CHAMPAIGN — John Groce’s Illini may be ready for Colgate here Friday, but Sunday’s final tuneup didn’t display a club sufficiently tuned to take on USC’s Trojans (Nov. 19) and other roughnecks down the road.
“We played in spurts,” the first-year coach said. “I thought our hearts were in the right place but our execution was inconsistent. This was not up to our standard. Too many fouls, too many turnovers. We were sloppy. We battled about 20 minutes out of 40.”
With a 79-47 rout of Lewis as background, the Illini exploded out of a 12-8 deficit Sunday with 19 straight points against West Chester, built a 27-point lead and struggled to finish a 75-66 exhibition win.
Groce noted that “basketball is not a game of perfect” — he’d settle for a 12-turnover average — but he was far from satisfied with the UI’s 12-assist, 21-error performance. If the Illini are to reach his goal of more assists than miscues, they’ll have to change their ways ... particularly Brandon Paul, who committed five turnovers.
But the Illini were never threatened at the Assembly Hall, and Groce cleared the bench with a 71-55 lead at 2:29, then unhappily returned the regulars at 1:19 with the score 71-61.
This final unit was led by Tracy Abrams, who scored 17 and has worked his way back into the lineup, and featured twin bigs Nnanna Egwu and Sam McLaurin, who combined for 20 rebounds.
Roller coaster ride
“We have a good shooting team,” Groce said, “but when we’re not hitting, that’s when we need rebounding and defense. We played really well in the last 15 minutes of the first half, but we were not very sharp in the first four minutes of the second half, and it snowballed on us.”
After bagging 9 of 18 treys against Lewis, the Illini hit just 6 of 22 Sunday. They were safely ahead, 48-21, on Abrams’ putback when the gang from the Philadelphia suburbs began loosening up.
“Give them credit,” Groce said. “They won 10 straight late last season (Division II), and their guards are seniors. They battled back.”
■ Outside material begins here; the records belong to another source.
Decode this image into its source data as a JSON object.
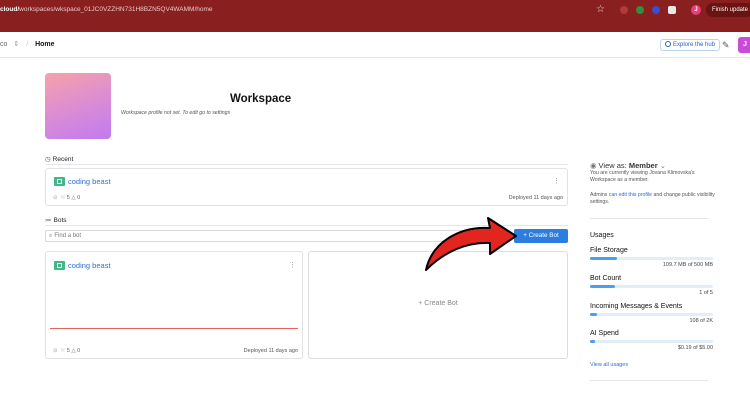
{
  "browser": {
    "url_host": "cloud/",
    "url_path": "workspaces/wkspace_01JC0VZZHN731H8BZN5QV4WAMM/home",
    "profile_initial": "J",
    "finish_update": "Finish update"
  },
  "header": {
    "workspace_short": "co",
    "switch_glyph": "⇕",
    "separator": "/",
    "page": "Home",
    "explore": "Explore the hub",
    "tool_icon": "brush-icon",
    "user_initial": "J"
  },
  "workspace": {
    "title": "Workspace",
    "subtitle": "Workspace profile not set. To edit go to settings"
  },
  "recent": {
    "label": "Recent",
    "card": {
      "name": "coding beast",
      "stats": "⁙ 5  △ 0",
      "deployed": "Deployed 11 days ago"
    }
  },
  "bots": {
    "label": "Bots",
    "search_placeholder": "Find a bot",
    "create_button": "+  Create Bot",
    "card": {
      "name": "coding beast",
      "stats": "⁙ 5  △ 0",
      "deployed": "Deployed 11 days ago"
    },
    "create_card": "+  Create Bot"
  },
  "right_panel": {
    "view_as_prefix": "View as:",
    "view_as_role": "Member",
    "viewing_note": "You are currently viewing Jovana Klimovska's Workspace as a member.",
    "admins_prefix": "Admins",
    "admins_link": "can edit this profile",
    "admins_suffix": "and change public visibility settings.",
    "usages_title": "Usages",
    "usages": [
      {
        "label": "File Storage",
        "value": "109.7 MB of 500 MB",
        "fraction": 0.22
      },
      {
        "label": "Bot Count",
        "value": "1 of 5",
        "fraction": 0.2
      },
      {
        "label": "Incoming Messages & Events",
        "value": "108 of 2K",
        "fraction": 0.054
      },
      {
        "label": "AI Spend",
        "value": "$0.19 of $5.00",
        "fraction": 0.038
      }
    ],
    "view_all": "View all usages"
  },
  "colors": {
    "accent": "#2c7de0",
    "browser_bar": "#8a1f1f",
    "annotation_arrow": "#e2261f"
  }
}
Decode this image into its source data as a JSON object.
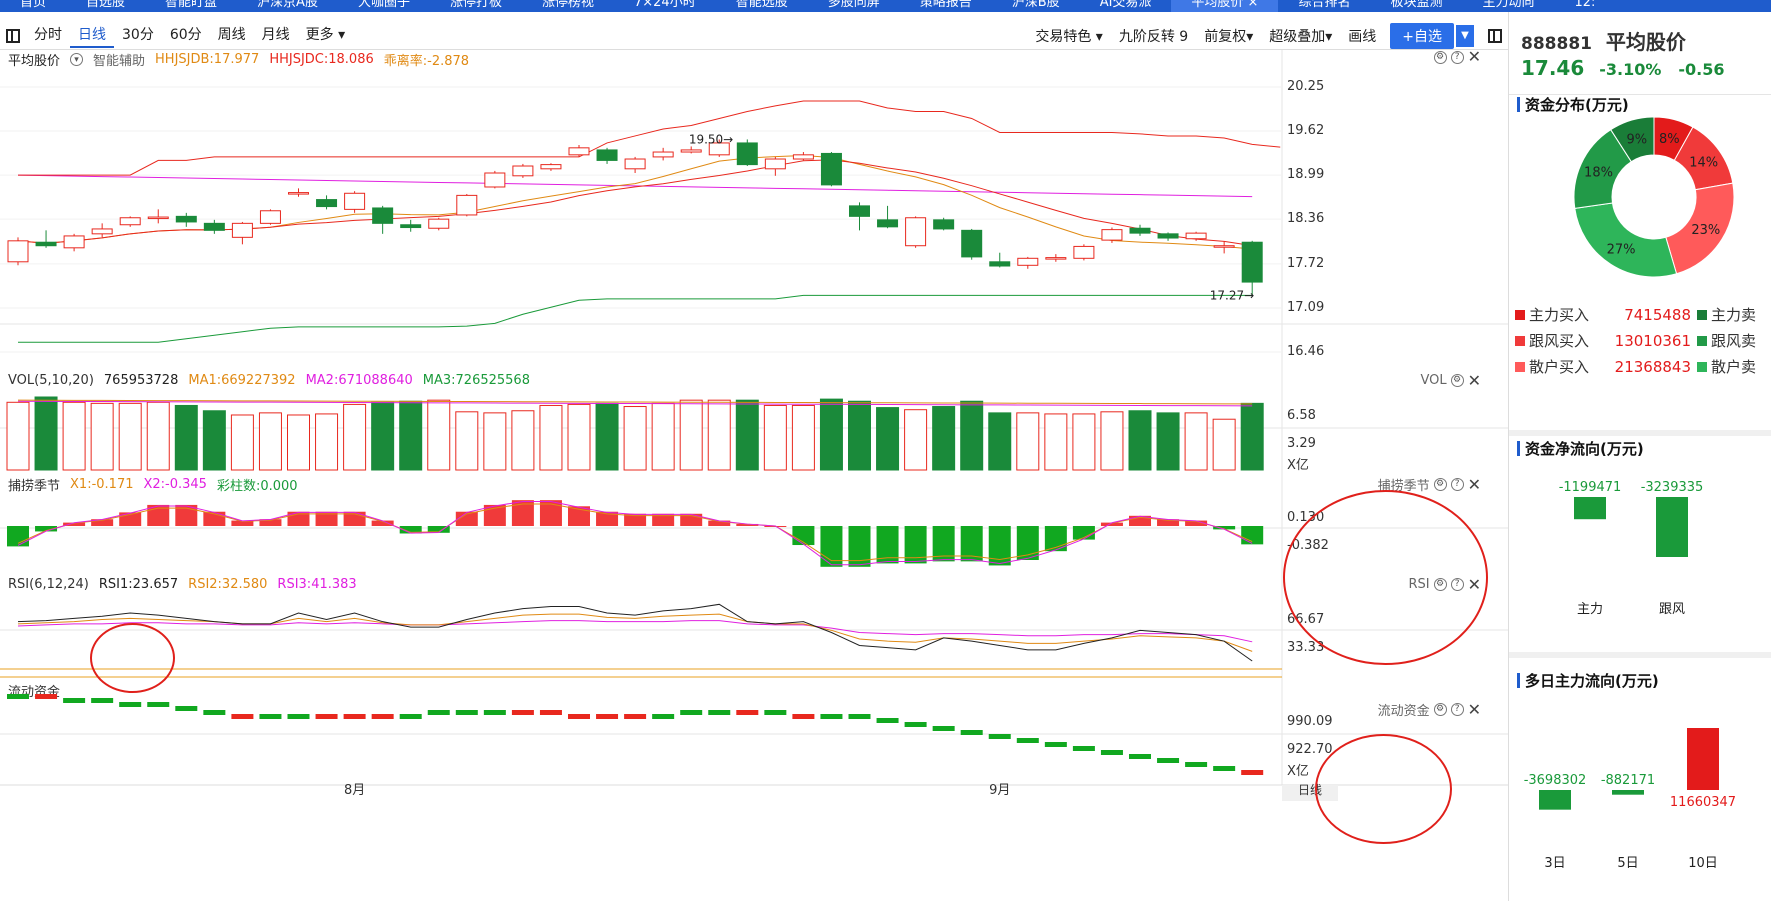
{
  "top_tabs": [
    "首页",
    "自选股",
    "智能盯盘",
    "沪深京A股",
    "大咖圈子",
    "涨停打板",
    "涨停榜视",
    "7×24小时",
    "智能选股",
    "多股同屏",
    "策略报告",
    "沪深B股",
    "AI交易派",
    "平均股价 ×",
    "综合排名",
    "板块监测",
    "主力动向",
    "12:"
  ],
  "toolbar": {
    "periods": [
      "分时",
      "日线",
      "30分",
      "60分",
      "周线",
      "月线",
      "更多 ▾"
    ],
    "active": "日线",
    "right_items": [
      "交易特色 ▾",
      "九阶反转 9",
      "前复权▾",
      "超级叠加▾",
      "画线"
    ],
    "add_btn": "+自选",
    "drop": "▼"
  },
  "main": {
    "name": "平均股价",
    "assist": "智能辅助",
    "hhjsjdb": "HHJSJDB:17.977",
    "hhjsjdc": "HHJSJDC:18.086",
    "bias": "乖离率:-2.878",
    "y_labels": [
      "20.25",
      "19.62",
      "18.99",
      "18.36",
      "17.72",
      "17.09",
      "16.46"
    ],
    "high_label": "19.50→",
    "low_label": "17.27→"
  },
  "vol": {
    "label": "VOL(5,10,20)",
    "value": "765953728",
    "ma1": "MA1:669227392",
    "ma2": "MA2:671088640",
    "ma3": "MA3:726525568",
    "tag": "VOL",
    "y_labels": [
      "6.58",
      "3.29",
      "X亿"
    ]
  },
  "season": {
    "label": "捕捞季节",
    "x1": "X1:-0.171",
    "x2": "X2:-0.345",
    "bar": "彩柱数:0.000",
    "tag": "捕捞季节",
    "y_labels": [
      "0.130",
      "-0.382"
    ]
  },
  "rsi": {
    "label": "RSI(6,12,24)",
    "rsi1": "RSI1:23.657",
    "rsi2": "RSI2:32.580",
    "rsi3": "RSI3:41.383",
    "tag": "RSI",
    "y_labels": [
      "66.67",
      "33.33"
    ]
  },
  "liquid": {
    "label": "流动资金",
    "tag": "流动资金",
    "y_labels": [
      "990.09",
      "922.70",
      "X亿"
    ]
  },
  "xaxis": {
    "labels": [
      "8月",
      "9月"
    ],
    "right": "日线"
  },
  "colors": {
    "up": "#e8281e",
    "down": "#1a8a3a",
    "accent": "#1f5ccc"
  },
  "right_panel": {
    "code": "888881",
    "name": "平均股价",
    "price": "17.46",
    "pct": "-3.10%",
    "chg": "-0.56",
    "dist_title": "资金分布(万元)",
    "donut": [
      {
        "pct": "8%",
        "color": "#e31b1b",
        "value": 8
      },
      {
        "pct": "14%",
        "color": "#f03a3a",
        "value": 14
      },
      {
        "pct": "23%",
        "color": "#ff5a5a",
        "value": 23
      },
      {
        "pct": "27%",
        "color": "#2eb55a",
        "value": 27
      },
      {
        "pct": "18%",
        "color": "#229a48",
        "value": 18
      },
      {
        "pct": "9%",
        "color": "#1a7d38",
        "value": 9
      }
    ],
    "flows": [
      {
        "name": "主力买入",
        "value": "7415488",
        "sell": "主力卖",
        "c1": "#e31b1b",
        "c2": "#1a7d38"
      },
      {
        "name": "跟风买入",
        "value": "13010361",
        "sell": "跟风卖",
        "c1": "#f03a3a",
        "c2": "#229a48"
      },
      {
        "name": "散户买入",
        "value": "21368843",
        "sell": "散户卖",
        "c1": "#ff5a5a",
        "c2": "#2eb55a"
      }
    ],
    "net_title": "资金净流向(万元)",
    "net": [
      {
        "label": "主力",
        "value": "-1199471",
        "amount": -1199471
      },
      {
        "label": "跟风",
        "value": "-3239335",
        "amount": -3239335
      }
    ],
    "multi_title": "多日主力流向(万元)",
    "multi": [
      {
        "label": "3日",
        "value": "-3698302",
        "amount": -3698302
      },
      {
        "label": "5日",
        "value": "-882171",
        "amount": -882171
      },
      {
        "label": "10日",
        "value": "11660347",
        "amount": 11660347
      }
    ]
  },
  "chart_data": {
    "type": "candlestick",
    "candles": [
      {
        "o": 17.75,
        "c": 18.05,
        "h": 18.1,
        "l": 17.7
      },
      {
        "o": 18.03,
        "c": 17.98,
        "h": 18.2,
        "l": 17.95
      },
      {
        "o": 17.95,
        "c": 18.12,
        "h": 18.15,
        "l": 17.9
      },
      {
        "o": 18.15,
        "c": 18.22,
        "h": 18.3,
        "l": 18.1
      },
      {
        "o": 18.28,
        "c": 18.38,
        "h": 18.4,
        "l": 18.25
      },
      {
        "o": 18.38,
        "c": 18.39,
        "h": 18.5,
        "l": 18.3
      },
      {
        "o": 18.4,
        "c": 18.32,
        "h": 18.45,
        "l": 18.25
      },
      {
        "o": 18.3,
        "c": 18.2,
        "h": 18.35,
        "l": 18.15
      },
      {
        "o": 18.1,
        "c": 18.3,
        "h": 18.32,
        "l": 18.0
      },
      {
        "o": 18.3,
        "c": 18.48,
        "h": 18.5,
        "l": 18.28
      },
      {
        "o": 18.72,
        "c": 18.74,
        "h": 18.8,
        "l": 18.68
      },
      {
        "o": 18.64,
        "c": 18.54,
        "h": 18.7,
        "l": 18.5
      },
      {
        "o": 18.5,
        "c": 18.73,
        "h": 18.76,
        "l": 18.45
      },
      {
        "o": 18.52,
        "c": 18.3,
        "h": 18.55,
        "l": 18.15
      },
      {
        "o": 18.28,
        "c": 18.24,
        "h": 18.35,
        "l": 18.18
      },
      {
        "o": 18.23,
        "c": 18.36,
        "h": 18.38,
        "l": 18.2
      },
      {
        "o": 18.42,
        "c": 18.7,
        "h": 18.72,
        "l": 18.4
      },
      {
        "o": 18.82,
        "c": 19.02,
        "h": 19.05,
        "l": 18.8
      },
      {
        "o": 18.98,
        "c": 19.12,
        "h": 19.15,
        "l": 18.95
      },
      {
        "o": 19.08,
        "c": 19.14,
        "h": 19.16,
        "l": 19.05
      },
      {
        "o": 19.28,
        "c": 19.38,
        "h": 19.42,
        "l": 19.25
      },
      {
        "o": 19.35,
        "c": 19.2,
        "h": 19.38,
        "l": 19.15
      },
      {
        "o": 19.08,
        "c": 19.22,
        "h": 19.25,
        "l": 19.02
      },
      {
        "o": 19.25,
        "c": 19.32,
        "h": 19.38,
        "l": 19.2
      },
      {
        "o": 19.32,
        "c": 19.35,
        "h": 19.4,
        "l": 19.3
      },
      {
        "o": 19.28,
        "c": 19.45,
        "h": 19.5,
        "l": 19.25
      },
      {
        "o": 19.45,
        "c": 19.14,
        "h": 19.5,
        "l": 19.12
      },
      {
        "o": 19.08,
        "c": 19.22,
        "h": 19.25,
        "l": 18.98
      },
      {
        "o": 19.22,
        "c": 19.28,
        "h": 19.32,
        "l": 19.2
      },
      {
        "o": 19.3,
        "c": 18.85,
        "h": 19.32,
        "l": 18.83
      },
      {
        "o": 18.55,
        "c": 18.4,
        "h": 18.6,
        "l": 18.2
      },
      {
        "o": 18.35,
        "c": 18.25,
        "h": 18.55,
        "l": 18.23
      },
      {
        "o": 17.98,
        "c": 18.38,
        "h": 18.4,
        "l": 17.95
      },
      {
        "o": 18.35,
        "c": 18.22,
        "h": 18.38,
        "l": 18.2
      },
      {
        "o": 18.2,
        "c": 17.82,
        "h": 18.22,
        "l": 17.78
      },
      {
        "o": 17.75,
        "c": 17.69,
        "h": 17.88,
        "l": 17.67
      },
      {
        "o": 17.7,
        "c": 17.8,
        "h": 17.82,
        "l": 17.65
      },
      {
        "o": 17.8,
        "c": 17.81,
        "h": 17.86,
        "l": 17.75
      },
      {
        "o": 17.8,
        "c": 17.97,
        "h": 18.0,
        "l": 17.77
      },
      {
        "o": 18.06,
        "c": 18.21,
        "h": 18.24,
        "l": 18.02
      },
      {
        "o": 18.23,
        "c": 18.16,
        "h": 18.28,
        "l": 18.12
      },
      {
        "o": 18.15,
        "c": 18.09,
        "h": 18.17,
        "l": 18.05
      },
      {
        "o": 18.08,
        "c": 18.16,
        "h": 18.18,
        "l": 18.05
      },
      {
        "o": 17.97,
        "c": 17.98,
        "h": 18.04,
        "l": 17.87
      },
      {
        "o": 18.03,
        "c": 17.46,
        "h": 18.05,
        "l": 17.27
      }
    ],
    "upper": [
      18.99,
      18.99,
      18.99,
      18.99,
      18.99,
      19.2,
      19.2,
      19.25,
      19.25,
      19.25,
      19.25,
      19.25,
      19.25,
      19.25,
      19.25,
      19.25,
      19.25,
      19.25,
      19.25,
      19.25,
      19.25,
      19.45,
      19.55,
      19.65,
      19.7,
      19.8,
      19.9,
      19.98,
      20.05,
      20.05,
      20.05,
      19.95,
      19.9,
      19.9,
      19.8,
      19.6,
      19.6,
      19.6,
      19.6,
      19.6,
      19.58,
      19.55,
      19.55,
      19.52,
      19.43,
      19.39
    ],
    "lower": [
      16.6,
      16.6,
      16.6,
      16.6,
      16.6,
      16.6,
      16.65,
      16.7,
      16.75,
      16.8,
      16.82,
      16.82,
      16.82,
      16.82,
      16.82,
      16.82,
      16.83,
      16.87,
      17.0,
      17.1,
      17.2,
      17.22,
      17.22,
      17.22,
      17.22,
      17.22,
      17.22,
      17.22,
      17.27,
      17.27,
      17.27,
      17.27,
      17.27,
      17.27,
      17.27,
      17.27,
      17.27,
      17.27,
      17.27,
      17.27,
      17.27,
      17.27,
      17.27,
      17.27,
      17.27
    ],
    "vol_up": [
      true,
      false,
      true,
      true,
      true,
      true,
      false,
      false,
      true,
      true,
      true,
      true,
      true,
      false,
      false,
      true,
      true,
      true,
      true,
      true,
      true,
      false,
      true,
      true,
      true,
      true,
      false,
      true,
      true,
      false,
      false,
      false,
      true,
      false,
      false,
      false,
      true,
      true,
      true,
      true,
      false,
      false,
      true,
      true,
      false
    ],
    "vol": [
      6.4,
      6.9,
      6.4,
      6.3,
      6.3,
      6.4,
      6.1,
      5.6,
      5.2,
      5.4,
      5.2,
      5.3,
      6.2,
      6.4,
      6.5,
      6.6,
      5.5,
      5.4,
      5.6,
      6.1,
      6.2,
      6.3,
      6.0,
      6.3,
      6.6,
      6.6,
      6.6,
      6.1,
      6.1,
      6.7,
      6.5,
      5.9,
      5.7,
      6.0,
      6.5,
      5.4,
      5.4,
      5.3,
      5.3,
      5.5,
      5.6,
      5.4,
      5.4,
      4.8,
      6.3
    ],
    "season_vals": [
      -0.3,
      -0.08,
      0.05,
      0.1,
      0.2,
      0.31,
      0.31,
      0.21,
      0.08,
      0.1,
      0.21,
      0.21,
      0.21,
      0.08,
      -0.11,
      -0.1,
      0.21,
      0.31,
      0.38,
      0.38,
      0.29,
      0.21,
      0.18,
      0.18,
      0.18,
      0.08,
      0.03,
      0.0,
      -0.28,
      -0.6,
      -0.6,
      -0.55,
      -0.55,
      -0.52,
      -0.52,
      -0.58,
      -0.5,
      -0.37,
      -0.2,
      0.05,
      0.15,
      0.1,
      0.08,
      -0.05,
      -0.27
    ],
    "rsi1": [
      60,
      61,
      63,
      65,
      68,
      66,
      63,
      60,
      58,
      58,
      68,
      62,
      68,
      60,
      55,
      55,
      62,
      68,
      72,
      74,
      74,
      68,
      66,
      70,
      72,
      76,
      60,
      58,
      60,
      50,
      38,
      36,
      34,
      45,
      42,
      38,
      34,
      34,
      40,
      45,
      52,
      50,
      48,
      42,
      23.7
    ],
    "rsi2": [
      58,
      59,
      60,
      62,
      63,
      62,
      61,
      60,
      58,
      58,
      63,
      60,
      63,
      59,
      57,
      57,
      60,
      63,
      66,
      67,
      67,
      64,
      63,
      65,
      66,
      67,
      60,
      58,
      58,
      52,
      44,
      42,
      41,
      45,
      44,
      42,
      40,
      40,
      42,
      44,
      47,
      46,
      45,
      42,
      32.6
    ],
    "rsi3": [
      56,
      57,
      58,
      58,
      59,
      59,
      58,
      58,
      57,
      57,
      59,
      58,
      59,
      58,
      57,
      57,
      58,
      59,
      60,
      61,
      61,
      60,
      60,
      60,
      61,
      61,
      58,
      57,
      57,
      54,
      50,
      49,
      48,
      49,
      49,
      48,
      47,
      47,
      48,
      48,
      49,
      49,
      48,
      47,
      41.4
    ],
    "liquid": [
      0,
      0,
      -1,
      -1,
      -2,
      -2,
      -3,
      -4,
      -5,
      -5,
      -5,
      -5,
      -5,
      -5,
      -5,
      -4,
      -4,
      -4,
      -4,
      -4,
      -5,
      -5,
      -5,
      -5,
      -4,
      -4,
      -4,
      -4,
      -5,
      -5,
      -5,
      -6,
      -7,
      -8,
      -9,
      -10,
      -11,
      -12,
      -13,
      -14,
      -15,
      -16,
      -17,
      -18,
      -19
    ],
    "liquid_up": [
      false,
      true,
      false,
      false,
      false,
      false,
      false,
      false,
      true,
      false,
      false,
      true,
      true,
      true,
      false,
      false,
      false,
      false,
      true,
      true,
      true,
      true,
      true,
      false,
      false,
      false,
      true,
      false,
      true,
      false,
      false,
      false,
      false,
      false,
      false,
      false,
      false,
      false,
      false,
      false,
      false,
      false,
      false,
      false,
      true
    ]
  }
}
Through it all, Groce continued to weigh his lineup options. He appears to have an eight-man rotation with a backcourt of Abrams, Paul, D.J. Richardson and Joseph Bertrand, and a front line of Egwu, McLaurin, Tyler Griffey and Myke Henry.
“We keep the pluses and minuses on all our lineups,” the coach said. “Some players, like Abrams, play just one position, and others alternate at positions. We’ll firm things up this week and we’ll have a pretty good handle on the rotation for Colgate.”
While Bertrand shows spurts of exceptional play (his 6-for-8 shooting was the best Sunday), Abrams and McLaurin seem to be making the steadiest improvement.
“Tracy really struggled the first week but he’s getting more comfortable,” Groce said. “He played hard and he picked up seven rebounds (and three steals).
“Sam has begun to find his niche in the last week to 10 days. He does the intangible things and he’s very consistent. He thinks team first.”
McLaurin has the strongest pivot moves for a club sorely lacking in post offense. His counterpart, Egwu, scored just seven points in the two exhibitions.
A positive note, indicating a greater emphasis on attacking the rim, is shown by 48 free throw attempts (made 33) in the two exhibitions. McLaurin, a 6-8 transfer from Coastal Carolina, shot 12 of them.
But neither Lewis nor West Chester presented the kind of size, nor the defensive prowess, that the Illini will face later on. This remains a work in progress.